—4 mars, huit jours après.

Je n'ose ni effacer ni approuver l'observation précédente. Il est sûr que, quand je l'écrivais, je la lisais dans mon cœur. Si je la mets en doute aujourd'hui, c'est peut être que j'ai perdu le souvenir de ce que je voyais alors.

L'habitude de la musique et de sa rêverie prédispose à l'amour. Un air tendre et triste, pourvu qu'il ne soit pas trop dramatique, que l'imagination ne soit pas forcée de songer à l'action, excitant purement à la rêverie de l'amour, est délicieux pour les âmes tendres et malheureuses: par exemple, le trait prolongé de clarinette, au commencement du quartetto de Bianca e Faliero, et le récit de la Camporesi vers le milieu du quartetto.

L'amant qui est bien avec ce qu'il aime jouit avec transport du fameux duetto d'Armida e Rinaldo de Rossini, qui peint si juste les petits doutes de l'amour heureux et les moments de délices qui suivent les raccommodements. Le morceau instrumental qui est au milieu du duetto au moment où Rinaldo veut fuir, et qui représente d'une manière si étonnante le combat des passions, lui semble avoir une influence physique sur son cœur et le toucher réellement. Je n'ose dire ce que je sens à cet égard; je passerais pour fou auprès des gens du Nord.

CHAPITRE XVII
La beauté détrônée par l'amour.

Albéric rencontre dans une loge une femme plus belle que sa maîtresse (je supplie qu'on me permette une évaluation mathématique), c'est-à-dire dont les traits promettent trois unités de bonheur, au lieu de deux (je suppose que la beauté parfaite donne une quantité de bonheur exprimée par le nombre quatre).

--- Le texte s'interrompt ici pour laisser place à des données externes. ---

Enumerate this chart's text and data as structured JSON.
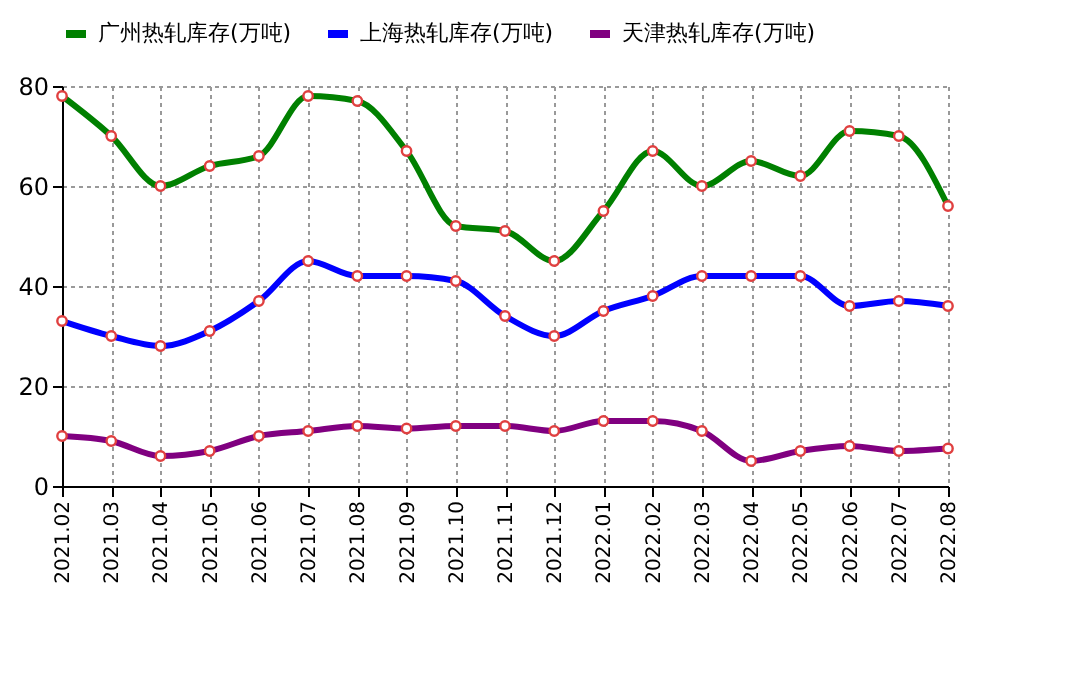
{
  "chart_data": {
    "type": "line",
    "categories": [
      "2021.02",
      "2021.03",
      "2021.04",
      "2021.05",
      "2021.06",
      "2021.07",
      "2021.08",
      "2021.09",
      "2021.10",
      "2021.11",
      "2021.12",
      "2022.01",
      "2022.02",
      "2022.03",
      "2022.04",
      "2022.05",
      "2022.06",
      "2022.07",
      "2022.08"
    ],
    "series": [
      {
        "name": "广州热轧库存(万吨)",
        "color": "#008000",
        "values": [
          78,
          70,
          60,
          64,
          66,
          78,
          77,
          67,
          52,
          51,
          45,
          55,
          67,
          60,
          65,
          62,
          71,
          70,
          56
        ]
      },
      {
        "name": "上海热轧库存(万吨)",
        "color": "#0000ff",
        "values": [
          33,
          30,
          28,
          31,
          37,
          45,
          42,
          42,
          41,
          34,
          30,
          35,
          38,
          42,
          42,
          42,
          36,
          37,
          36
        ]
      },
      {
        "name": "天津热轧库存(万吨)",
        "color": "#800080",
        "values": [
          10,
          9,
          6,
          7,
          10,
          11,
          12,
          11.5,
          12,
          12,
          11,
          13,
          13,
          11,
          5,
          7,
          8,
          7,
          7.5
        ]
      }
    ],
    "ylim": [
      0,
      80
    ],
    "yticks": [
      0,
      20,
      40,
      60,
      80
    ],
    "grid": true,
    "legend": "top",
    "marker": "circle",
    "line_style": "solid"
  }
}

Est-il étonnant qu'il leur préfère les traits de sa maîtresse, qui lui promettent cent unités de bonheur? Même les petits défauts de sa figure, une marque de petite vérole, par exemple, donnent de l'attendrissement à l'homme qui aime, et le jettent dans une rêverie profonde lorsqu'il les aperçoit chez une autre femme; que sera-ce chez sa maîtresse? C'est qu'il a éprouvé mille sentiments en présence de cette marque de petite vérole, que ces sentiments sont pour la plupart délicieux, sont tous du plus haut intérêt, et que, quels qu'ils soient, ils se renouvellent avec une incroyable vivacité à la vue de ce signe, même aperçu sur la figure d'une autre femme.

Si l'on parvient ainsi à préférer et à aimer la laideur, c'est que dans ce cas la laideur est beauté[46]. Un homme aimait à la passion une femme très maigre et marquée de petite vérole: la mort la lui ravit. Trois ans après, à Rome, admis dans la familiarité de deux femmes, l'une plus belle que le jour, l'autre maigre, marquée de petite vérole, et par là, si vous voulez, assez laide: je le vois aimer la laide au bout de huit jours qu'il emploie à effacer sa laideur par ses souvenirs; et, par une coquetterie bien pardonnable, la moins jolie ne manqua pas de l'aider en lui fouettant un peu le sang, chose utile à cette opération[47]. Un homme rencontre une femme et est choqué de sa laideur; bientôt, si elle n'a pas de prétentions, sa physionomie lui fait oublier les défauts de ses traits: il la trouve aimable et conçoit qu'on puisse l'aimer; huit jours après, il a des espérances; huit jours après, on les lui retire; huit jours après, il est fou.

[46] La beauté n'est que la promesse du bonheur. Le bonheur d'un Grec était différent du bonheur d'un Français de 1822. Voyez les yeux de la Vénus de Médicis et comparez-les aux yeux de la Madeleine de Pordenone (chez M. de Sommariva).

[47] Si l'on est sûr de l'amour d'une femme, on examine si elle est plus ou moins belle; si l'on doute de son cœur, on n'a pas le temps de songer à sa figure.